But Mrs. Scollard hesitated. The advantages to her little brood were so great in this arrangement, the consequences of the experiment's ending badly, if thus it should end, would be so tragic, that she dared not agree to the tempting proposal until she had weighed it long and carefully.

While it pended, the unsettled feeling of spring made the Patty-Pans its headquarters.

"I never felt so queer and upset in all my life!" Happie declared to Gretta. "I feel as though I were a thin muslin gown hung out in a very high wind by only one clothes pin—I can't tell what minute, nor where I'm going to drop."

Gretta laughed. "As long as you see nothing but soft grass all around, it doesn't matter much," she said.

There was no little excitement in the flat across the hall during these days of untimely warmth. The Gordons had been to see Mrs. Jones-Dexter by special invitation. Mrs. Gordon dreaded going on one ground, and remembered the visit painfully on another. It had seemed formidable to call on an aunt whom she had never known except by forbidding repute, but it was almost worse to find that stern person crushed, pathetically eager to make amends for the bitterness she had sown and fostered, and to do for Ralph all that lay in her power. The boy stood to her less as her grandnephew than as the legacy of little Serena, the "kind big boy" in whose strong arms her frail life had ended.

Another visit had followed the first one, in which Mrs. Gordon and her elder boy were bidden to meet Mrs. Jones-Dexter's lawyers, to receive the principal which Mrs. Jones-Dexter had set aside for Serena's maintenance. The interest of this money would enable Ralph to go through college without a care as to his expenses, and next year he would enter Columbia.

Ralph had been ready to face the self-denials, the effort of working his way through the four years that lay ahead of him, but it was not a little thing suddenly to be freed from this necessity. It meant a great deal to the mother and to both boys, and the flat across from the Patty-Pans was full of grateful excitement as the March days went by in which these important happenings were perfecting.
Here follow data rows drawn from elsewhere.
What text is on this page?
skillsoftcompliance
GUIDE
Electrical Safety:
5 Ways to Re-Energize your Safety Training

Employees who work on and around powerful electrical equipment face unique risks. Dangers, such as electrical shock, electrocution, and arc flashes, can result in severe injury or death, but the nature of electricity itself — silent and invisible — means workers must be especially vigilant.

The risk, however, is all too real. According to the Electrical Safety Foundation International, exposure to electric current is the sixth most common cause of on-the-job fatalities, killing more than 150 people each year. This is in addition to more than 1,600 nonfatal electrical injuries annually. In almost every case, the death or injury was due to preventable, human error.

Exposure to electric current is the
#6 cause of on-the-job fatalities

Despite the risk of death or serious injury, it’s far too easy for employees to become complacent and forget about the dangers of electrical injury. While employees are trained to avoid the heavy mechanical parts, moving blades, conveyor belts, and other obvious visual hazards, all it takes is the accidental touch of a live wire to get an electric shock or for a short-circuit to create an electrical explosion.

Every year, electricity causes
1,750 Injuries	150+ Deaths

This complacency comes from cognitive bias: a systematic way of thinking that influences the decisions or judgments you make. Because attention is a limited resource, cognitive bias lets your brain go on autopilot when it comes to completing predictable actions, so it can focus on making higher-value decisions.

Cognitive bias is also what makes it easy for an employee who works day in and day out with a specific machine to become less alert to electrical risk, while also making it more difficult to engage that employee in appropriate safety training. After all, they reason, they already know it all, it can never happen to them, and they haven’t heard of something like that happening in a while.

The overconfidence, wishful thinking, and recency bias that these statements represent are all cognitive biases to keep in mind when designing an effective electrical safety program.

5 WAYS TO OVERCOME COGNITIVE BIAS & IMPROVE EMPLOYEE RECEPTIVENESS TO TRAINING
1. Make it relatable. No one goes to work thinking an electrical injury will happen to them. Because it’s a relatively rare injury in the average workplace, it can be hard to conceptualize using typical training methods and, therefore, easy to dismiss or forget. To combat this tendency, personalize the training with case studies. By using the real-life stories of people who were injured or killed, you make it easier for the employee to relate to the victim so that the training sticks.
Easter fell on an early date that year, and little Mrs. Stewart was busy preparing for her spring exhibition. More than the languor of spring was in the delicate little woman's eye and carriage. Lassitude that was rather mental than bodily weariness was betrayed by her every motion. She came oftener into the tea room in the morning and Margery and she became great friends. The young girl's confident happiness drew the older woman to her, and she won Margery to talk of her hopes and plans. It was not hard for Margery to see that she listened to them much as one reads and re-reads a poem that brings the tears which comfort in their shedding.

Mrs. Stewart did not return Margery's confidences on her own young romance by the story of her unhappy life, nor did she precisely withhold such confidence. By a word here and there the girls learned that the little dancing mistress with the lovely face and gracious manners, was one of those pathetic creatures, a lady cut off from her proper setting in life, deprived of the support that should have been hers and without which she was peculiarly unfitted to exist. Physically and instinctively Mrs. Stewart was ill-adapted to combat the world. Margery knew without being told in so many words, that the little dancing mistress' husband had been a German, an extraordinary musician who had given up, for his art's sake, his family, which was one among the lesser nobility of the Fatherland. But she knew also that he had selfishly sacrificed to his music the frail American wife he had married after coming to the United States, and that in some manner that Margery did not understand, he had neglected her, been cruel to her, and that his one child had died because the heart-broken mother could not give him what he required.